Task 6. Express your point of view on the following issues.
The article does not say what would occupy people's time in space. What do you think they could do?
No reasons are given why there should be settlements in space. What reasons can you think of?
Does the article make living in space sound attractive? What would appeal to you?
Do you think the expense of such space programmes is justified?
Task 7. Write a list of advantages and disadvantages for having settlements in space. Compare your list with a partner and discuss your ideas.
Task 8. Summarize the article.
Task 9. Prepare a presentation on Russian/European/American space programme.
ADDITIONAL TASKS.
Task 1a.

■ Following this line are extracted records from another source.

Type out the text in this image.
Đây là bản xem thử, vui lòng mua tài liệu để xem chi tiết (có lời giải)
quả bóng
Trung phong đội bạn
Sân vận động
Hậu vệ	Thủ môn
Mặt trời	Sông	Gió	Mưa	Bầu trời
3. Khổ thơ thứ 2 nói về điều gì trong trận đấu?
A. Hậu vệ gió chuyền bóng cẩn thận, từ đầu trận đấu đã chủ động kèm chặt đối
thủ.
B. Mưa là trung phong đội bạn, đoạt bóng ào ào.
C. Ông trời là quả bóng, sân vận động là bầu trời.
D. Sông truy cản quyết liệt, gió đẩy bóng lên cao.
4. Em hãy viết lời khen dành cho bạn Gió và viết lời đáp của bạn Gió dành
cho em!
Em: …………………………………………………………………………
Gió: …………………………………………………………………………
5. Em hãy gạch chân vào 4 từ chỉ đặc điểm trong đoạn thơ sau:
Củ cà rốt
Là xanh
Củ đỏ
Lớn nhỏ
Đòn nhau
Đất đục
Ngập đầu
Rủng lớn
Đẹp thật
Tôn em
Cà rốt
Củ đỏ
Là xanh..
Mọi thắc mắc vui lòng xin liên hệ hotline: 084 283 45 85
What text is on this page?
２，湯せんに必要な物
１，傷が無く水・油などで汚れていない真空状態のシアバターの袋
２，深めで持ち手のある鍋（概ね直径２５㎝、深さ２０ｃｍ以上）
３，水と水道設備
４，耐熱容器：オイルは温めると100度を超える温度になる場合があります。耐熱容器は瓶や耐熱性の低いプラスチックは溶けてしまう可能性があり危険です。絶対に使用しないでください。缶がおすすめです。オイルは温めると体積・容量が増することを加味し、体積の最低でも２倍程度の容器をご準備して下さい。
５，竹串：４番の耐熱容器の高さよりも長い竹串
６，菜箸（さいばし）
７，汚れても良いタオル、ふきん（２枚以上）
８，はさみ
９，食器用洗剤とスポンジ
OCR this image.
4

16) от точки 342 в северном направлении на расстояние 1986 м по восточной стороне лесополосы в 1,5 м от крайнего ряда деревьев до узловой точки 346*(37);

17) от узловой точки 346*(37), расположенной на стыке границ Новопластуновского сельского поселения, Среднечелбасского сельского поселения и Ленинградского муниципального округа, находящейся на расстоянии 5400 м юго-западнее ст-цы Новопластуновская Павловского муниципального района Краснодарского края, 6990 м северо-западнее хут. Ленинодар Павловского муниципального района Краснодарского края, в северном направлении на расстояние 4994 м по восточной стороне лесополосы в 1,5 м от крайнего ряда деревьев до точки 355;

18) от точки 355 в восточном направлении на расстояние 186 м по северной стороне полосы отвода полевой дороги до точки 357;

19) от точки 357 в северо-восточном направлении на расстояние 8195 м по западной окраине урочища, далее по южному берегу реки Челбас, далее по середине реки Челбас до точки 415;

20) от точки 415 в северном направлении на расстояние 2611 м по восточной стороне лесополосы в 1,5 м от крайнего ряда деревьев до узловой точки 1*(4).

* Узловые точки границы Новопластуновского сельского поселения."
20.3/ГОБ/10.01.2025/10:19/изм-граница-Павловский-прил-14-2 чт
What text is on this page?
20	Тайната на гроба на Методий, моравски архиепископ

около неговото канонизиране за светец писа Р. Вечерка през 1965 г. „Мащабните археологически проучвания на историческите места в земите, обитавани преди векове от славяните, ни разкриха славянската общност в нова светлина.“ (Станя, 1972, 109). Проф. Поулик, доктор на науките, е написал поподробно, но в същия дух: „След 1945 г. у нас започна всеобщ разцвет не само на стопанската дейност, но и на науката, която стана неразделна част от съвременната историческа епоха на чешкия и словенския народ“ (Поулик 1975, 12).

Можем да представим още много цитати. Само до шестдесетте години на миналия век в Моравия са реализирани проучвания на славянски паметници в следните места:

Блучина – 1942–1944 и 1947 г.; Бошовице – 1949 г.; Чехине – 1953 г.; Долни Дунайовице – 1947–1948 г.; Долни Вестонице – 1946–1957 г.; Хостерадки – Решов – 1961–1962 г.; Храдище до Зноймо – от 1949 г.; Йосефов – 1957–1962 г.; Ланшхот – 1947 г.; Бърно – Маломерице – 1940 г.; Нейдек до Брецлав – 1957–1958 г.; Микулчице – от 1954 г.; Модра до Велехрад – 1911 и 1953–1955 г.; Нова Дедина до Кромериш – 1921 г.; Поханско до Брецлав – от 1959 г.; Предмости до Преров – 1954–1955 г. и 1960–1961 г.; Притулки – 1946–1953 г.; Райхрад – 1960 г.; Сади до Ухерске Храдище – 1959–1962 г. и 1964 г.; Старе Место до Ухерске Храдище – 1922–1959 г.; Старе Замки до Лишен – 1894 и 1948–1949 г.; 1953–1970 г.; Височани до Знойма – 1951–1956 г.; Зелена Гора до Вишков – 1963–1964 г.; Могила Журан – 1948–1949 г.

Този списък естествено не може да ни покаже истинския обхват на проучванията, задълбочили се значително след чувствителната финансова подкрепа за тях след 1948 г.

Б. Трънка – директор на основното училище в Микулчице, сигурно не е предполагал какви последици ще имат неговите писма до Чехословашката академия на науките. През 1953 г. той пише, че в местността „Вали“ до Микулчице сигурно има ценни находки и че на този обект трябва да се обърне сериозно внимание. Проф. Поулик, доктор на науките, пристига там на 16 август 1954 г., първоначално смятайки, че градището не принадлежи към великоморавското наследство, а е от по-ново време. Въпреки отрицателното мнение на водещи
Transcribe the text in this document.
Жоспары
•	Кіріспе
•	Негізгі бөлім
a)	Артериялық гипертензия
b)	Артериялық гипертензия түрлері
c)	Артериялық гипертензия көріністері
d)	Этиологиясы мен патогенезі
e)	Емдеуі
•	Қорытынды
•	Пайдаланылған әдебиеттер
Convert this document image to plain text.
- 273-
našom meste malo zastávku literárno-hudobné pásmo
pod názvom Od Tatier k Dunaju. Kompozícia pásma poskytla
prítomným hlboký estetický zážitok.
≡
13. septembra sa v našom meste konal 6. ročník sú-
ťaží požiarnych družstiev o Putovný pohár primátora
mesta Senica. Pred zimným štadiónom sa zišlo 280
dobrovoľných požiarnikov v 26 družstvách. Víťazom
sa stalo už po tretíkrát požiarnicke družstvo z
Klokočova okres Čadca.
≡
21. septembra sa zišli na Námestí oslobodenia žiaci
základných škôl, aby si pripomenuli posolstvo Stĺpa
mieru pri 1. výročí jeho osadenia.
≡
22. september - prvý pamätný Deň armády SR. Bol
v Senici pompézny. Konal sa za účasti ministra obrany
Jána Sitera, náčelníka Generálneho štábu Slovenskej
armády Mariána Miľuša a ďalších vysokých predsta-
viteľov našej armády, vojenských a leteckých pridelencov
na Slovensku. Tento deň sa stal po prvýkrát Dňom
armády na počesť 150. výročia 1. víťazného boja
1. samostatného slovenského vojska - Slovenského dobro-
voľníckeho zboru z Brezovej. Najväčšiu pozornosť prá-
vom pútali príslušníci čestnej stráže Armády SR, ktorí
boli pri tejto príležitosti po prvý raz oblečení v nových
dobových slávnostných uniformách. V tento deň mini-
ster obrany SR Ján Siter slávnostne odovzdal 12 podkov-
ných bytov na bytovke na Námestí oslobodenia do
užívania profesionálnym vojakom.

Discuss the following "What ifs":
What if...the Soviet Union had never launched the Sputnik?
What if...the Apollo Program had never resulted in a landing on the Moon?
What if...no one had ever tried to break the sound barrier?
What if...the Soviet Union had landed on the Moon first?
What if...you were offered an opportunity to ride on the Space Shuttle?
Task 2a. Discuss why people want to go into space and debate whether human space exploration should be replaced with robotic missions. Are there compelling reasons why humans should have a presence in space travel?
Task 3a. Explain how the exploration of space is similar to an expedition to Mt. Everest.
Task 4a. Debate the value of the Apollo Lunar Mission Program. Support your opinion with specifics.
Task 5a. Debate the value of a manned mission to Mars. Support your opinion with specifics.
Task 6a. Discuss the benefits which could result from private industry's participation in the commercialization of space.
Task 7a. Explain how space travel has affected people's lives. How has it affected your life?